A poignant moment being that, when this person leaves their household, they are a representative of everything they have learnt. Going to university is more than just achieving a degree – it is an opportune moment to challenge the ideals, and a priori knowledge one brings along with them.
As a result, university is an environment where students that are religious are more likely to question the ideological construct of their religious faith, whereby they may question the very notion of whether they believe in their religious faith.
The transition from being religious to non-religious can be a difficult journey – with an increase in mental health issues such as depression, due to the deconstruction of one’s original sense of identity, which was formed within the trilogy of religion, culture, and tradition.
As a result, the importance for the development of a humanist community on university campuses remains paramount to ensure that people who might be going through such a transition, have a safety net and community to call their own.
Jacobsen: What do you plan to do after your time as the President-Emeritus of Humanist Students?
Parekh: The aim remains that there is a necessity for humanist communities to be formed within the local community, not just at universities, to provide support and a sense of belonging to non-religious people.
The task of creating this community within the local community remains a challenge – however, with the above apostasy example, there remains an ever-growing need for people to be supported within their local community.
Jacobsen: Any final thoughts or feelings in conclusion?
Parekh: Having worked in the student sector of Humanist UK for the past four years, I’ve had a great opportunity to learn, develop, and support people in creating communities across the United Kingdom and Republic of Ireland.
It is never an easy endeavour, as attendees may not come in vast numbers, people question the need and necessity of such a society or community on campus, some people do not have the awareness to know that there is a choice to be non-religious.
The constant pressure to continue to highlight the need and necessity of such a community has the potential to demotivate even the most energetic of individuals in continuing to develop such a community.

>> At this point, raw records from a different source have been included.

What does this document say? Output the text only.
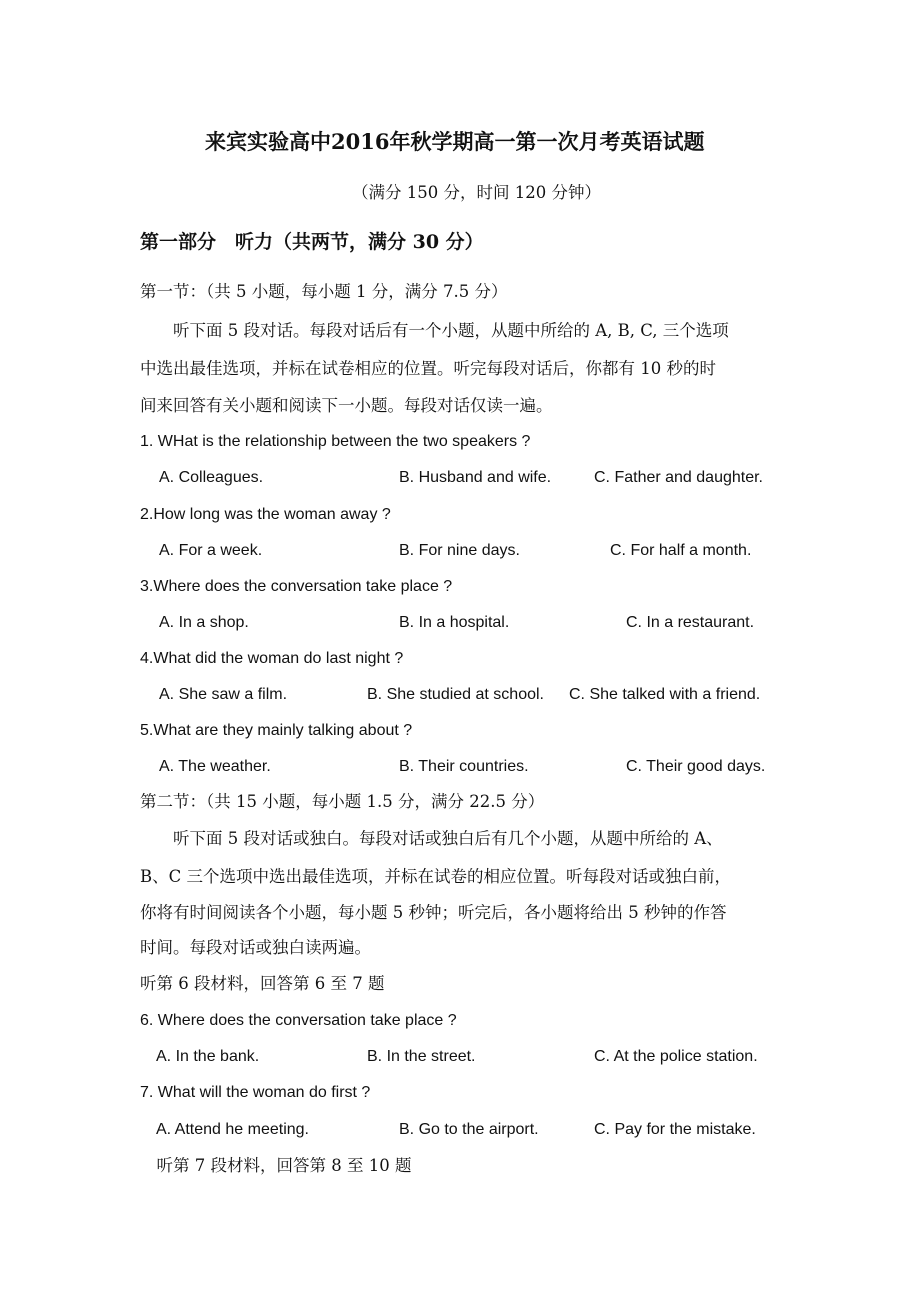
来宾实验高中2016年秋学期高一第一次月考英语试题
（满分 150 分，时间 120 分钟）
第一部分　听力（共两节，满分 30 分）
第一节：（共 5 小题，每小题 1 分，满分 7.5 分）
　　听下面 5 段对话。每段对话后有一个小题，从题中所给的 A, B, C, 三个选项
中选出最佳选项，并标在试卷相应的位置。听完每段对话后，你都有 10 秒的时
间来回答有关小题和阅读下一小题。每段对话仅读一遍。
1. WHat is the relationship between the two speakers ?
A. Colleagues.	B. Husband and wife.	C. Father and daughter.
2.How long was the woman away ?
A. For a week.	B. For nine days.	C. For half a month.
3.Where does the conversation take place ?
A. In a shop.	B. In a hospital.	C. In a restaurant.
4.What did the woman do last night ?
A. She saw a film.	B. She studied at school. C. She talked with a friend.
5.What are they mainly talking about ?
A. The weather.	B. Their countries.	C. Their good days.
第二节：（共 15 小题，每小题 1.5 分，满分 22.5 分）
　　听下面 5 段对话或独白。每段对话或独白后有几个小题，从题中所给的 A、
B、C 三个选项中选出最佳选项，并标在试卷的相应位置。听每段对话或独白前，
你将有时间阅读各个小题，每小题 5 秒钟；听完后，各小题将给出 5 秒钟的作答
时间。每段对话或独白读两遍。
听第 6 段材料，回答第 6 至 7 题
6. Where does the conversation take place ?
A. In the bank.	B. In the street.	C. At the police station.
7. What will the woman do first ?
A. Attend he meeting.	B. Go to the airport.	C. Pay for the mistake.
　听第 7 段材料，回答第 8 至 10 题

But, my final feeling remains to say that, people who take time to create a community for non-religious people at their universities must remember that they are the sole representation for non-religious students for their university.
They are the only representatives to highlight issues and provide their student audience with an awareness of what it means to live a life believing in the natural world – to believe in the good nature of human beings.
To stand tall at the sight of injustice and to be the only people on their entire university campus to be empowered to do so. Moreover, to be a safety net to people that are currently transitioning from being religious to non-religious.
If, anyone reading this is currently running their student society and feels discouraged and demoralised – to read this, and reignite that drive and grit, to represent non-religious people on campus.